Social security payments

INPS has, at present, issued three messages which, in addition to explaining payment methods, has requested that debtors inform the Institute, by means of communication to be made through the institutional website, of their will to carry out the payment of instalments and their chosen method as well as indicating the deadline for such communications, now set at​​ 30th September​​ 2020.

Tax liabilities​​ 

In the fiscal field, the Revenue Collection Agency has proposed a set of guidelines including the principal ideas outlined by the new August Decree.

The deadline for the suspension of payment of tax and non-tax revenues deriving from​​ payment notices, debit notices and assessment notices entrusted to collection agents is postponed until​​ 15th October 2020.

In general, payments due between 8th March and 15th October 2020 are suspended and must be made within the month following the expiry of the suspension period and, therefore, by​​ 30th November 2020.

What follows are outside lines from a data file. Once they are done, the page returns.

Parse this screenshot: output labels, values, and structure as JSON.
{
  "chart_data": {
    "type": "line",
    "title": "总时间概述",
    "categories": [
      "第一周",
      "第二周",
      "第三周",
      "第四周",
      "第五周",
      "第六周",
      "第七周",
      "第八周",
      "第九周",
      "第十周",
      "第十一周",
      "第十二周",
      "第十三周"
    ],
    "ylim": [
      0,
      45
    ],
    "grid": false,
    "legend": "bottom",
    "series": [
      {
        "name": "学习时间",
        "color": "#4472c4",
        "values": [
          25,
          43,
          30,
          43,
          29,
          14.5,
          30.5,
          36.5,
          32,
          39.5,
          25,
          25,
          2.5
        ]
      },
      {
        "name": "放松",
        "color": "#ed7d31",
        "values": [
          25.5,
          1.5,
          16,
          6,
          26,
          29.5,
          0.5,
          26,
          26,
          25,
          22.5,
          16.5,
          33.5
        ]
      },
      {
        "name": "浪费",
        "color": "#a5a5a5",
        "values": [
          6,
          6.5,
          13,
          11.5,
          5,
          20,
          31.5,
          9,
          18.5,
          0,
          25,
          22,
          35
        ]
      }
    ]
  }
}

In relation to deferral plans, in place from 8th March 2020, and for measures for accepting requests submitted up to 15th October 2020, the penalty of the debtor in terms of the​​ instalments agreed is determined in 10 instalments in the event of non-payment, including non-consecutively, rather than the standard 5 instalments.​​ 

The deadline for the suspension of notifications of new debt notices or other collection deeds is postponed to 15th October 2020. The same applies to obligations deriving from third party foreclosures carried out before 19th May 2020, the date of entry into force of the so-called Relaunch Decree, and applies to salaries, wages, other allowances relating to employment or employment relationships as well as pensions and similar mechanisms up to October 15, 2020. The amounts subject to foreclosure must not be subject to any restriction and the foreclosure third party must make them available to the debtor.


Finally, on the subject of so-called “full settlements”, subject to regulatory amendment through Legislative Decree 34/2020 (the Relaunch Decree), the deadline by which those taxpayers with a clean record in terms of the payment of instalments during 2019 may make payments of those instalments due in 2020 without losing the benefit of facilitation measures remains confirmed. This deadline is set for 10th December 2020 (Please note: the 5-day tolerance period referred to in Article 3, paragraph 14-bis, Legislative​​ Decree 119/2018 is not provided).

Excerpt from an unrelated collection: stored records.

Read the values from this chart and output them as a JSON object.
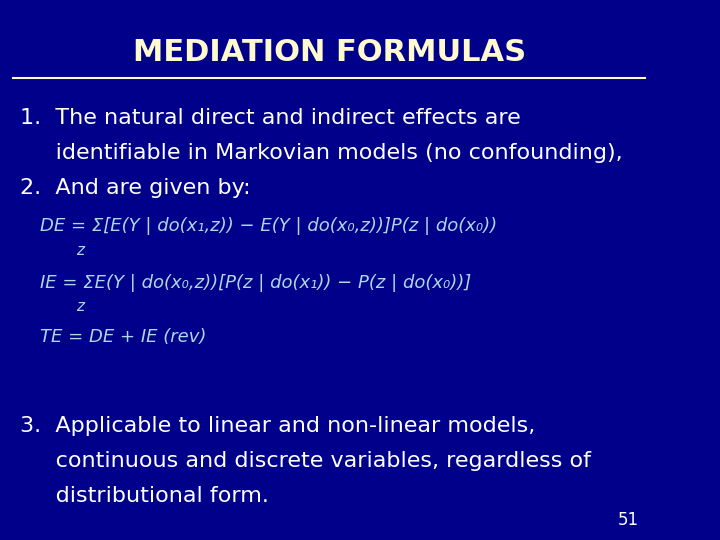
{
  "bg_color": "#00008B",
  "title": "MEDIATION FORMULAS",
  "title_color": "#FFFACD",
  "title_fontsize": 22,
  "line_color": "#FFFACD",
  "text_color": "#FFFFFF",
  "formula_color": "#ADD8E6",
  "item1_line1": "1.  The natural direct and indirect effects are",
  "item1_line2": "     identifiable in Markovian models (no confounding),",
  "item2": "2.  And are given by:",
  "formula_DE": "DE = Σ[E(Y | do(x₁,z)) − E(Y | do(x₀,z))]P(z | do(x₀))",
  "formula_DE_sub": "z",
  "formula_IE": "IE = ΣE(Y | do(x₀,z))[P(z | do(x₁)) − P(z | do(x₀))]",
  "formula_IE_sub": "z",
  "formula_TE": "TE = DE + IE (rev)",
  "item3_line1": "3.  Applicable to linear and non-linear models,",
  "item3_line2": "     continuous and discrete variables, regardless of",
  "item3_line3": "     distributional form.",
  "page_num": "51",
  "text_fontsize": 16,
  "formula_fontsize": 13
}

Official Gazette no. 223/2020 introduced Legislative Decree 111/2020 outlining urgent provisions regarding critical financial support requirements for the start of​​ the school year, connected to the COVID-19 epidemiological emergency, in force since 9th September.

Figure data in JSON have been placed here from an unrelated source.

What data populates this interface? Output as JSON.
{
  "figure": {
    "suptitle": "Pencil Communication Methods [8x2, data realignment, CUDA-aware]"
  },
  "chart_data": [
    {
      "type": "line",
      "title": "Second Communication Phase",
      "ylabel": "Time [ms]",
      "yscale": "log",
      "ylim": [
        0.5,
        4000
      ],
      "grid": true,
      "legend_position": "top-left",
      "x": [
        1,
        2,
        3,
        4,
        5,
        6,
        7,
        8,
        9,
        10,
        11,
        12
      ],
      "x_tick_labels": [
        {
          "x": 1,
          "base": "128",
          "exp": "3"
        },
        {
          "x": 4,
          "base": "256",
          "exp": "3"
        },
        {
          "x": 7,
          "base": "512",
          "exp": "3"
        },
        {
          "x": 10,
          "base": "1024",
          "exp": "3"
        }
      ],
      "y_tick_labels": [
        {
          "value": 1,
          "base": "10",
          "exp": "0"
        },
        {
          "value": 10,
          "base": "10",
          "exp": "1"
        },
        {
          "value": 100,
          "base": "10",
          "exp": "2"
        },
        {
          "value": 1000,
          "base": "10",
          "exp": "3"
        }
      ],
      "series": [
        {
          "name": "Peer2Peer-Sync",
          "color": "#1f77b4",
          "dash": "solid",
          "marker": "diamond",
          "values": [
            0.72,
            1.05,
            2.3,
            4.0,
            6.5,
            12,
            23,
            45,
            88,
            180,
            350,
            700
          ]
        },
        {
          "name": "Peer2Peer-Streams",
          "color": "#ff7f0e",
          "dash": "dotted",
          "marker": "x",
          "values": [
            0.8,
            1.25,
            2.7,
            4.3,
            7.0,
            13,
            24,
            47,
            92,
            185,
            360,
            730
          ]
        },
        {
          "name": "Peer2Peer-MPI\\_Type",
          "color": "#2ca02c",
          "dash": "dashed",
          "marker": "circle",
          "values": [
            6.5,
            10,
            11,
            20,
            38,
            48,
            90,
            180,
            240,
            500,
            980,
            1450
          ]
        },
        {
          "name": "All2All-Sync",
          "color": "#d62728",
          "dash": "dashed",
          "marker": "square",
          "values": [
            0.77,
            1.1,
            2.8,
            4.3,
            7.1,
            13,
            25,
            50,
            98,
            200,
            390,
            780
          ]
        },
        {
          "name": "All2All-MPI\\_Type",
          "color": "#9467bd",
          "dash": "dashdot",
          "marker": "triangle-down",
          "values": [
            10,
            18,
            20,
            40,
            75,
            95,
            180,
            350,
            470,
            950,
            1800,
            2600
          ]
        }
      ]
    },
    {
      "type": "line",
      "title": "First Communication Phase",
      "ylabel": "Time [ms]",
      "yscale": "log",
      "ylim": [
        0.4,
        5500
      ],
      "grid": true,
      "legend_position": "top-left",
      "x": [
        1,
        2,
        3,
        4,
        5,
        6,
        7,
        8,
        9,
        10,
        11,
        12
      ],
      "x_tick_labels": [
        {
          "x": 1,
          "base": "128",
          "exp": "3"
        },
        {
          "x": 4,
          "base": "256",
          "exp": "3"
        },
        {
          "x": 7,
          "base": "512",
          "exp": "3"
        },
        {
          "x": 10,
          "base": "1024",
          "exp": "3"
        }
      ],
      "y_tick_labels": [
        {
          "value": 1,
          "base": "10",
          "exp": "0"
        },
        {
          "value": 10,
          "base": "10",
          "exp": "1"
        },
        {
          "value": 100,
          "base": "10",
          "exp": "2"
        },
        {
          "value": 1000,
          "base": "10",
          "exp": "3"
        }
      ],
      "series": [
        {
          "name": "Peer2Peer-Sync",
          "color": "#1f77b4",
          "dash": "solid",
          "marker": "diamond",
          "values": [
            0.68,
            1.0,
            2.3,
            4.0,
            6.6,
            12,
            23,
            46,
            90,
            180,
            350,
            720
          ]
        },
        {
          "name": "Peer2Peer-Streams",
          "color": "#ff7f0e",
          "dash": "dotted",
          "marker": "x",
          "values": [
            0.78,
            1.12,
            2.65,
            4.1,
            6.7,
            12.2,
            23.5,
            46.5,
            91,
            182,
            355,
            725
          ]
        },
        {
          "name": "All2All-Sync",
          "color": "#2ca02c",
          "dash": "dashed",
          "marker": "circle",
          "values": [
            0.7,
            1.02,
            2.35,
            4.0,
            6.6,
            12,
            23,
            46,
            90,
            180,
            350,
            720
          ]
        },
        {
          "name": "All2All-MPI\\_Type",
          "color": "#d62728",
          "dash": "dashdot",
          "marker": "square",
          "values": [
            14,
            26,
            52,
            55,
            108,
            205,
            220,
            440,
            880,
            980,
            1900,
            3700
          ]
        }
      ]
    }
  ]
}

Of particular interest is Article 5 of the aforementioned Decree entitled “Agile work and extraordinary leave for parents during the compulsory quarantine period of a cohabiting child due to contact at school”, intended to allow the management of​​ children up to at age 14 subjected to possible COVID quarantine​​ following the resumption of school activities.​​ 

According to this provision, by 31st December, an employee parent will be able to carry out their work according to agile working methods for all or part of the period corresponding to the duration of the quarantine of the cohabiting child under the age of 14, as ordered by the Prevention Department of the Local Health Authority which has territorial jurisdiction following contact within the school.

If working performance cannot be carried out according to agile methods and, in any case, as an alternative to agile work, one of the parents, alternately to the​​ other, may abstain from work for all or part of the period corresponding to the duration of the quarantine, taking advantage of leave which is recognized with an indemnity equal to 50% of salary (calculated according to the provisions of article 23, Legislative Decree 151/2001, with the exception of paragraph 2 of the same article) and coverage with notional contributions, yet within the limits of expected expenditure, beyond which INPS will not be able to admit further applications.

For the days in which a​​ parent benefits from such concessions, or for other reasons is involved in agile working or does not carry out their working activity, the other parent cannot request benefits according to any of the aforementioned measures.